Initially, however, the German Finance Ministry filed an official objection to the Restitution Authority's rulings. According to Joergen Brieger-Lutter, an official of the Finance Ministry, the government objected to the decisions because "the German Reich wasn't involved" directly in the confiscation of the properties. From a legal standpoint, this position was untenable, but it ensured further delay in resolving the matter.
But the Wertheim family never gave up. For several years, Osen LLC continued to pursue the family's claim to the prime real estate in the heart of Berlin that belonged to the company before the Nazi era. Along the way, the Firm's research generated disclosures of more than one "sweetheart deal" made by the German Government with Wertheim properties - including the unauthorized construction of the Library of the German Parliament on land belonging to the family.
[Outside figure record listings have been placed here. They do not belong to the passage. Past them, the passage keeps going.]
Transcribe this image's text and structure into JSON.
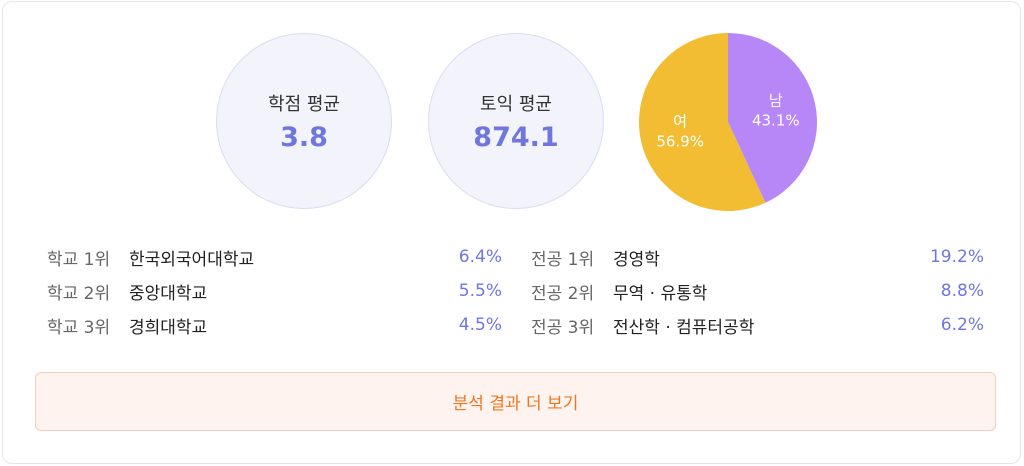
{
  "stats": {
    "gpa": {
      "label": "학점 평균",
      "value": "3.8"
    },
    "toeic": {
      "label": "토익 평균",
      "value": "874.1"
    }
  },
  "gender_pie": {
    "slices": [
      {
        "label": "남",
        "pct_text": "43.1%",
        "value": 43.1,
        "color": "#b887f7"
      },
      {
        "label": "여",
        "pct_text": "56.9%",
        "value": 56.9,
        "color": "#f2bd33"
      }
    ]
  },
  "school_ranks": [
    {
      "rank": "학교 1위",
      "name": "한국외국어대학교",
      "pct": "6.4%"
    },
    {
      "rank": "학교 2위",
      "name": "중앙대학교",
      "pct": "5.5%"
    },
    {
      "rank": "학교 3위",
      "name": "경희대학교",
      "pct": "4.5%"
    }
  ],
  "major_ranks": [
    {
      "rank": "전공 1위",
      "name": "경영학",
      "pct": "19.2%"
    },
    {
      "rank": "전공 2위",
      "name": "무역 · 유통학",
      "pct": "8.8%"
    },
    {
      "rank": "전공 3위",
      "name": "전산학 · 컴퓨터공학",
      "pct": "6.2%"
    }
  ],
  "cta": {
    "label": "분석 결과 더 보기"
  },
  "colors": {
    "accent": "#6f76de",
    "cta_text": "#f0771f",
    "cta_bg": "#fff3ef"
  }
}
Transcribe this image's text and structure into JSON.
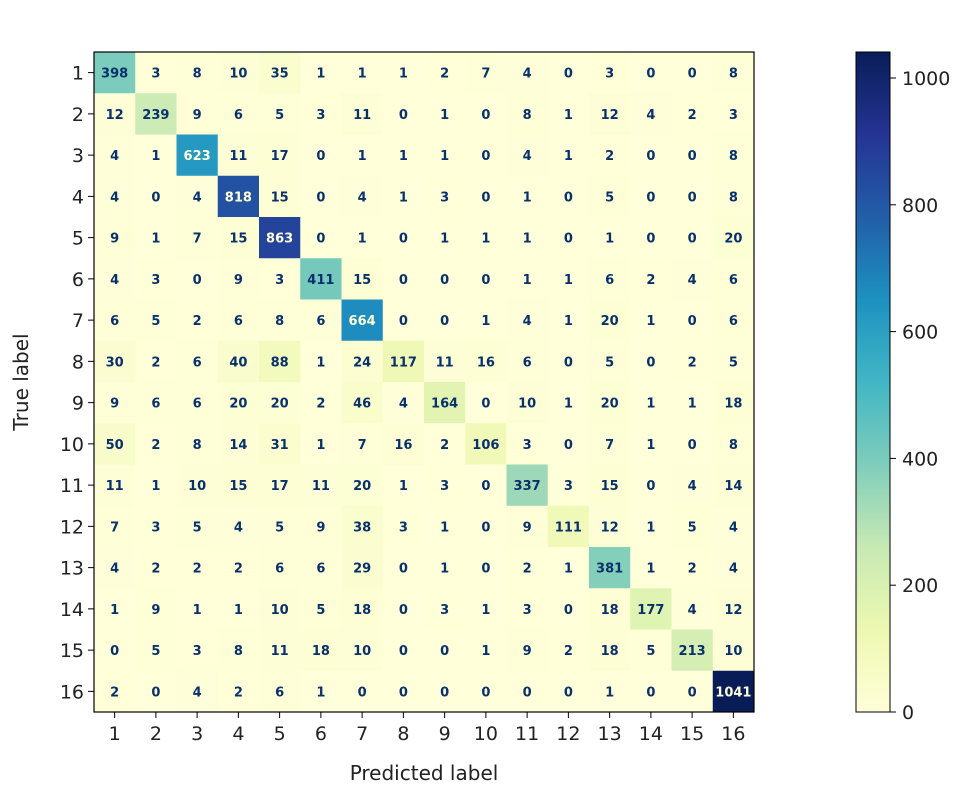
{
  "chart_data": {
    "type": "heatmap",
    "title": "",
    "xlabel": "Predicted label",
    "ylabel": "True label",
    "x_categories": [
      "1",
      "2",
      "3",
      "4",
      "5",
      "6",
      "7",
      "8",
      "9",
      "10",
      "11",
      "12",
      "13",
      "14",
      "15",
      "16"
    ],
    "y_categories": [
      "1",
      "2",
      "3",
      "4",
      "5",
      "6",
      "7",
      "8",
      "9",
      "10",
      "11",
      "12",
      "13",
      "14",
      "15",
      "16"
    ],
    "values": [
      [
        398,
        3,
        8,
        10,
        35,
        1,
        1,
        1,
        2,
        7,
        4,
        0,
        3,
        0,
        0,
        8
      ],
      [
        12,
        239,
        9,
        6,
        5,
        3,
        11,
        0,
        1,
        0,
        8,
        1,
        12,
        4,
        2,
        3
      ],
      [
        4,
        1,
        623,
        11,
        17,
        0,
        1,
        1,
        1,
        0,
        4,
        1,
        2,
        0,
        0,
        8
      ],
      [
        4,
        0,
        4,
        818,
        15,
        0,
        4,
        1,
        3,
        0,
        1,
        0,
        5,
        0,
        0,
        8
      ],
      [
        9,
        1,
        7,
        15,
        863,
        0,
        1,
        0,
        1,
        1,
        1,
        0,
        1,
        0,
        0,
        20
      ],
      [
        4,
        3,
        0,
        9,
        3,
        411,
        15,
        0,
        0,
        0,
        1,
        1,
        6,
        2,
        4,
        6
      ],
      [
        6,
        5,
        2,
        6,
        8,
        6,
        664,
        0,
        0,
        1,
        4,
        1,
        20,
        1,
        0,
        6
      ],
      [
        30,
        2,
        6,
        40,
        88,
        1,
        24,
        117,
        11,
        16,
        6,
        0,
        5,
        0,
        2,
        5
      ],
      [
        9,
        6,
        6,
        20,
        20,
        2,
        46,
        4,
        164,
        0,
        10,
        1,
        20,
        1,
        1,
        18
      ],
      [
        50,
        2,
        8,
        14,
        31,
        1,
        7,
        16,
        2,
        106,
        3,
        0,
        7,
        1,
        0,
        8
      ],
      [
        11,
        1,
        10,
        15,
        17,
        11,
        20,
        1,
        3,
        0,
        337,
        3,
        15,
        0,
        4,
        14
      ],
      [
        7,
        3,
        5,
        4,
        5,
        9,
        38,
        3,
        1,
        0,
        9,
        111,
        12,
        1,
        5,
        4
      ],
      [
        4,
        2,
        2,
        2,
        6,
        6,
        29,
        0,
        1,
        0,
        2,
        1,
        381,
        1,
        2,
        4
      ],
      [
        1,
        9,
        1,
        1,
        10,
        5,
        18,
        0,
        3,
        1,
        3,
        0,
        18,
        177,
        4,
        12
      ],
      [
        0,
        5,
        3,
        8,
        11,
        18,
        10,
        0,
        0,
        1,
        9,
        2,
        18,
        5,
        213,
        10
      ],
      [
        2,
        0,
        4,
        2,
        6,
        1,
        0,
        0,
        0,
        0,
        0,
        0,
        1,
        0,
        0,
        1041
      ]
    ],
    "colormap": "YlGnBu",
    "colormap_stops": [
      "#ffffd9",
      "#edf8b1",
      "#c7e9b4",
      "#7fcdbb",
      "#41b6c4",
      "#1d91c0",
      "#225ea8",
      "#253494",
      "#081d58"
    ],
    "vmin": 0,
    "vmax": 1041,
    "colorbar_ticks": [
      0,
      200,
      400,
      600,
      800,
      1000
    ],
    "colorbar_tick_labels": [
      "0",
      "200",
      "400",
      "600",
      "800",
      "1000"
    ],
    "grid": false,
    "legend": "colorbar-right",
    "text_color_dark": "#08306b",
    "text_color_light": "#ffffd9"
  }
}
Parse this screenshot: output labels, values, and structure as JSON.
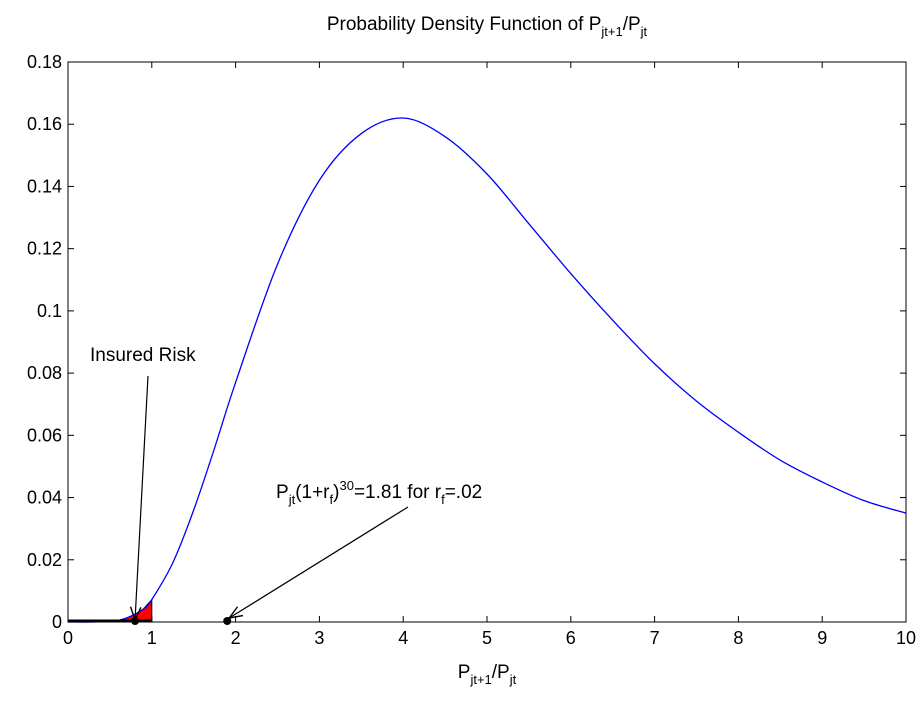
{
  "chart_data": {
    "type": "line",
    "title": {
      "main": "Probability Density Function of P",
      "sub1": "jt+1",
      "slash": "/P",
      "sub2": "jt"
    },
    "xlabel": {
      "p1": "P",
      "s1": "jt+1",
      "p2": "/P",
      "s2": "jt"
    },
    "ylabel": "",
    "xlim": [
      0,
      10
    ],
    "ylim": [
      0,
      0.18
    ],
    "x_ticks": [
      0,
      1,
      2,
      3,
      4,
      5,
      6,
      7,
      8,
      9,
      10
    ],
    "x_tick_labels": [
      "0",
      "1",
      "2",
      "3",
      "4",
      "5",
      "6",
      "7",
      "8",
      "9",
      "10"
    ],
    "y_ticks": [
      0,
      0.02,
      0.04,
      0.06,
      0.08,
      0.1,
      0.12,
      0.14,
      0.16,
      0.18
    ],
    "y_tick_labels": [
      "0",
      "0.02",
      "0.04",
      "0.06",
      "0.08",
      "0.1",
      "0.12",
      "0.14",
      "0.16",
      "0.18"
    ],
    "grid": false,
    "series": [
      {
        "color": "#0000ff",
        "x": [
          0,
          0.3,
          0.5,
          0.6,
          0.7,
          0.8,
          0.9,
          1.0,
          1.25,
          1.5,
          1.75,
          2.0,
          2.5,
          3.0,
          3.5,
          4.0,
          4.5,
          5.0,
          5.5,
          6.0,
          6.5,
          7.0,
          7.5,
          8.0,
          8.5,
          9.0,
          9.5,
          10.0
        ],
        "y": [
          0,
          0,
          0.0002,
          0.0005,
          0.0013,
          0.0025,
          0.0042,
          0.0072,
          0.019,
          0.036,
          0.056,
          0.077,
          0.115,
          0.142,
          0.157,
          0.162,
          0.156,
          0.144,
          0.128,
          0.112,
          0.097,
          0.083,
          0.071,
          0.061,
          0.052,
          0.045,
          0.039,
          0.035
        ]
      }
    ],
    "shaded_region": {
      "color": "#ff0000",
      "x_from": 0.6,
      "x_to": 1.0,
      "label": "Insured Risk"
    },
    "annotations": [
      {
        "name": "insured-risk",
        "text": "Insured Risk",
        "point_x": 0.8,
        "point_y": 0
      },
      {
        "name": "threshold",
        "text_p": "P",
        "text_s1": "jt",
        "text_m": "(1+r",
        "text_s2": "f",
        "text_m2": ")",
        "text_sup": "30",
        "text_m3": "=1.81 for r",
        "text_s3": "f",
        "text_end": "=.02",
        "point_x": 1.9,
        "point_y": 0
      }
    ],
    "markers": [
      {
        "x": 0.8,
        "y": 0,
        "color": "#000000"
      },
      {
        "x": 1.9,
        "y": 0,
        "color": "#000000"
      }
    ]
  }
}
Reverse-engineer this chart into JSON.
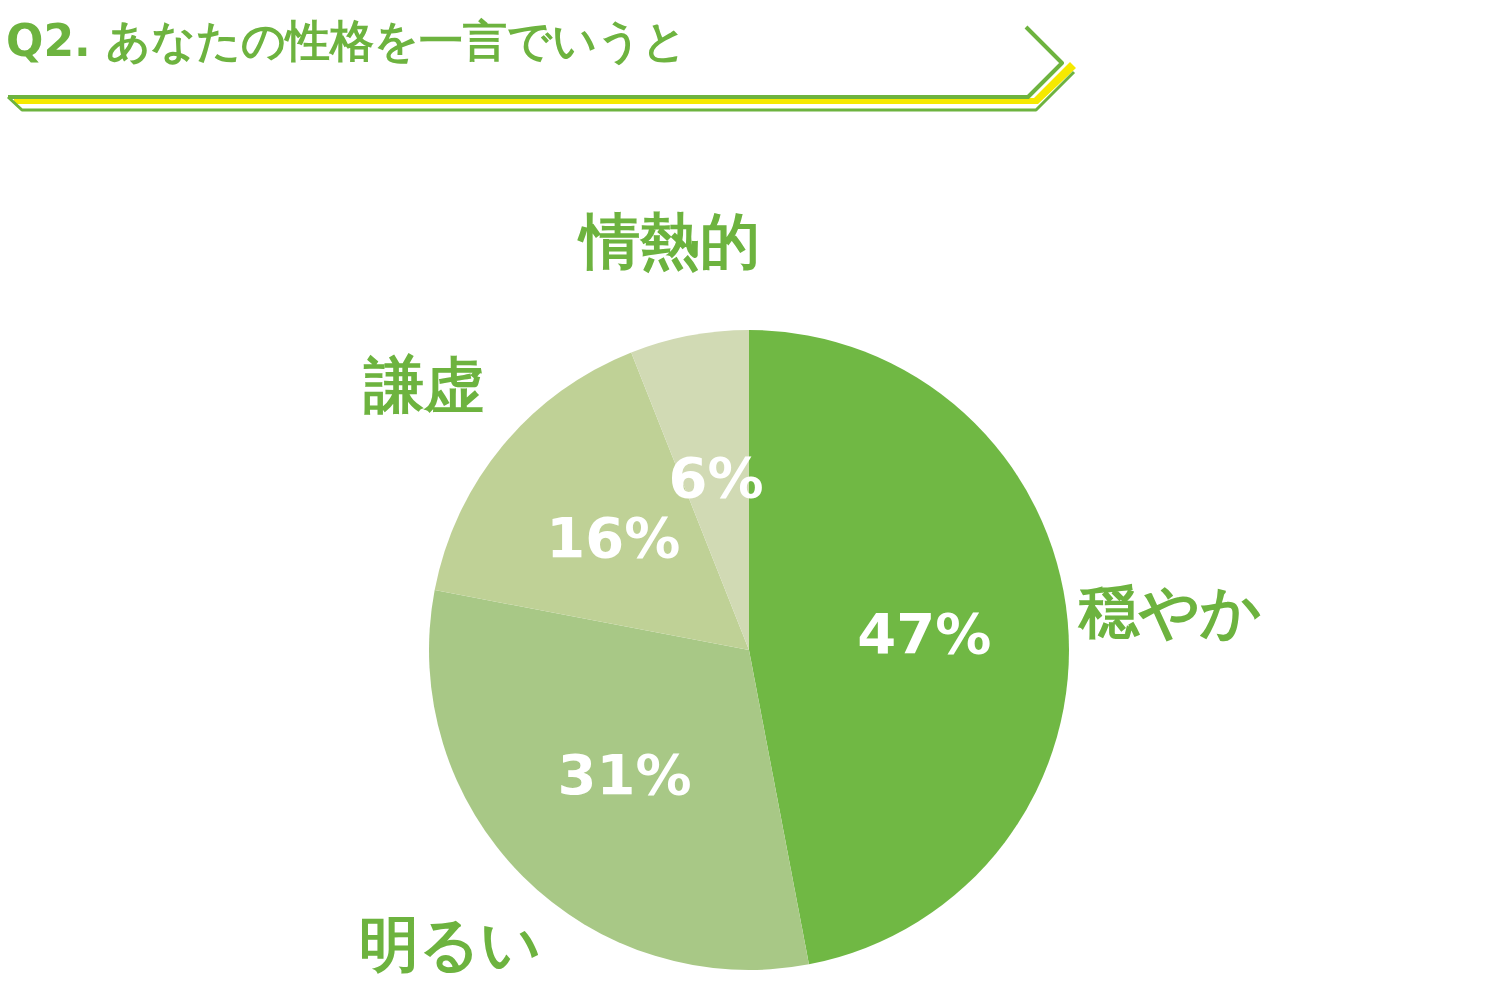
{
  "chart_data": {
    "type": "pie",
    "title": "Q2. あなたの性格を一言でいうと",
    "categories": [
      "穏やか",
      "明るい",
      "謙虚",
      "情熱的"
    ],
    "values": [
      47,
      31,
      16,
      6
    ],
    "colors": [
      "#70b844",
      "#a8c886",
      "#bfd196",
      "#d1dab4"
    ],
    "value_labels": [
      "47%",
      "31%",
      "16%",
      "6%"
    ],
    "legend": false
  }
}
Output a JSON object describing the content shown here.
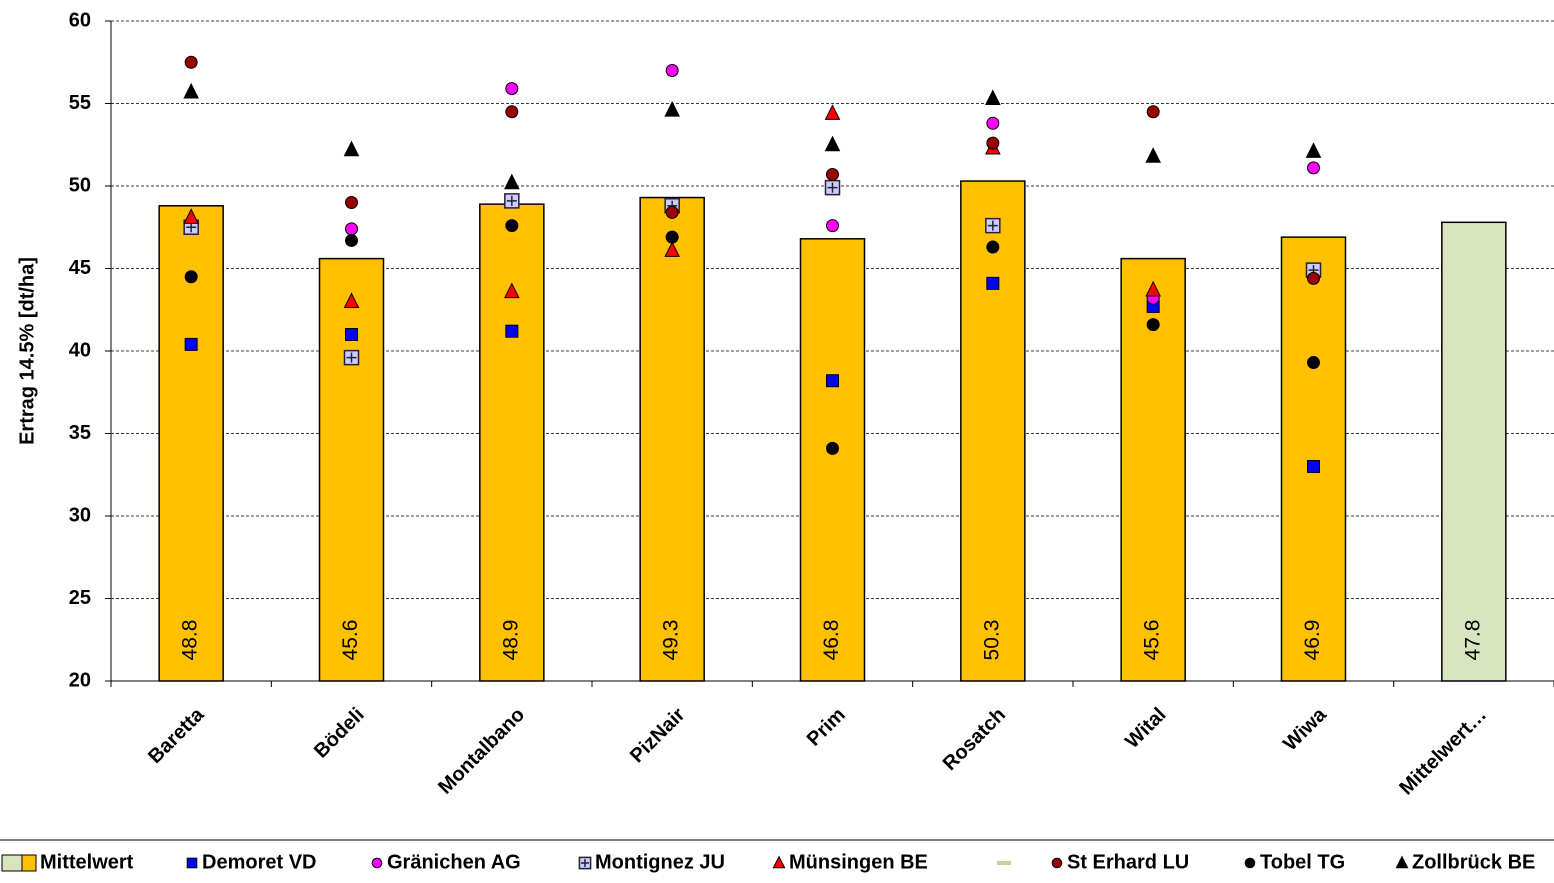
{
  "chart_data": {
    "type": "bar",
    "name": "Mittelwert",
    "ylabel": "Ertrag 14.5%  [dt/ha]",
    "categories": [
      "Baretta",
      "Bödeli",
      "Montalbano",
      "PizNair",
      "Prim",
      "Rosatch",
      "Wital",
      "Wiwa",
      "Mittelwert…"
    ],
    "values": [
      48.8,
      45.6,
      48.9,
      49.3,
      46.8,
      50.3,
      45.6,
      46.9,
      47.8
    ],
    "colors": [
      "#ffc000",
      "#ffc000",
      "#ffc000",
      "#ffc000",
      "#ffc000",
      "#ffc000",
      "#ffc000",
      "#ffc000",
      "#d7e4bd"
    ],
    "ylim": [
      20,
      60
    ],
    "yticks": [
      20,
      25,
      30,
      35,
      40,
      45,
      50,
      55,
      60
    ],
    "grid": true,
    "overlay": {
      "type": "scatter",
      "series": [
        {
          "name": "Demoret VD",
          "marker": "square",
          "color": "#0000ff",
          "values": [
            40.4,
            41.0,
            41.2,
            null,
            38.2,
            44.1,
            42.7,
            33.0,
            null
          ]
        },
        {
          "name": "Gränichen AG",
          "marker": "circle",
          "color": "#ff00ff",
          "values": [
            null,
            47.4,
            55.9,
            57.0,
            47.6,
            53.8,
            43.2,
            51.1,
            null
          ]
        },
        {
          "name": "Montignez JU",
          "marker": "plus",
          "color": "#ccccff",
          "values": [
            47.5,
            39.6,
            49.1,
            48.8,
            49.9,
            47.6,
            null,
            44.9,
            null
          ]
        },
        {
          "name": "Münsingen BE",
          "marker": "triangle",
          "color": "#ff0000",
          "values": [
            48.1,
            43.0,
            43.6,
            46.1,
            54.4,
            52.3,
            43.7,
            null,
            null
          ]
        },
        {
          "name": "St Erhard LU",
          "marker": "circle",
          "color": "#990000",
          "values": [
            57.5,
            49.0,
            54.5,
            48.4,
            50.7,
            52.6,
            54.5,
            44.4,
            null
          ]
        },
        {
          "name": "Tobel TG",
          "marker": "circle",
          "color": "#000000",
          "values": [
            44.5,
            46.7,
            47.6,
            46.9,
            34.1,
            46.3,
            41.6,
            39.3,
            null
          ]
        },
        {
          "name": "Zollbrück BE",
          "marker": "triangle",
          "color": "#000000",
          "values": [
            55.7,
            52.2,
            50.2,
            54.6,
            52.5,
            55.3,
            51.8,
            52.1,
            null
          ]
        }
      ]
    }
  }
}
At the same time, KarstadtQuelle AG tried to cast the U.S. litigation as an attempt to unravel prior agreements between Germany and the United States involving slave labor claims.
With each emerging chapter in the dispute, it became clearer that the struggle to reclaim the Wertheim's legacy was shaping into one of the largest restitution battles in German legal history, in part because the properties at the heart of the dispute sit at the symbolic center of the new Germany and at the crossroads of a previously divided Berlin. Although the long legal battle over much of Berlin's city center at times pitted the family against the German Government (who continued to claim that it was the legal successor to certain properties) and the German retail giant formerly known as KarstadtQuelle AG, Osen LLC doggedly pursued every legal, political and diplomatic avenue to achieve a just result for the Wertheim family.
The first clear signal of hope came when the German Government announced that it would withdraw all of its own claims to former Wertheim properties. Then, in March of 2005, a German administrative court in Berlin upheld the prior legal rulings of the Restitution Authority. Later that year the German High Court affirmed that decision. The battle continued for two more years, but eventually, with former German Chancellor Helmut Kohl assisting in the mediation, KarstadtQuelle AG finally agreed to settle the matter.
As Mrs. Principe explained to The Wall Street Journal on the day the settlement with KarstadtQuelle AG was announced in 2007, "If it wasn't for [Osen LLC], we wouldn't be here today."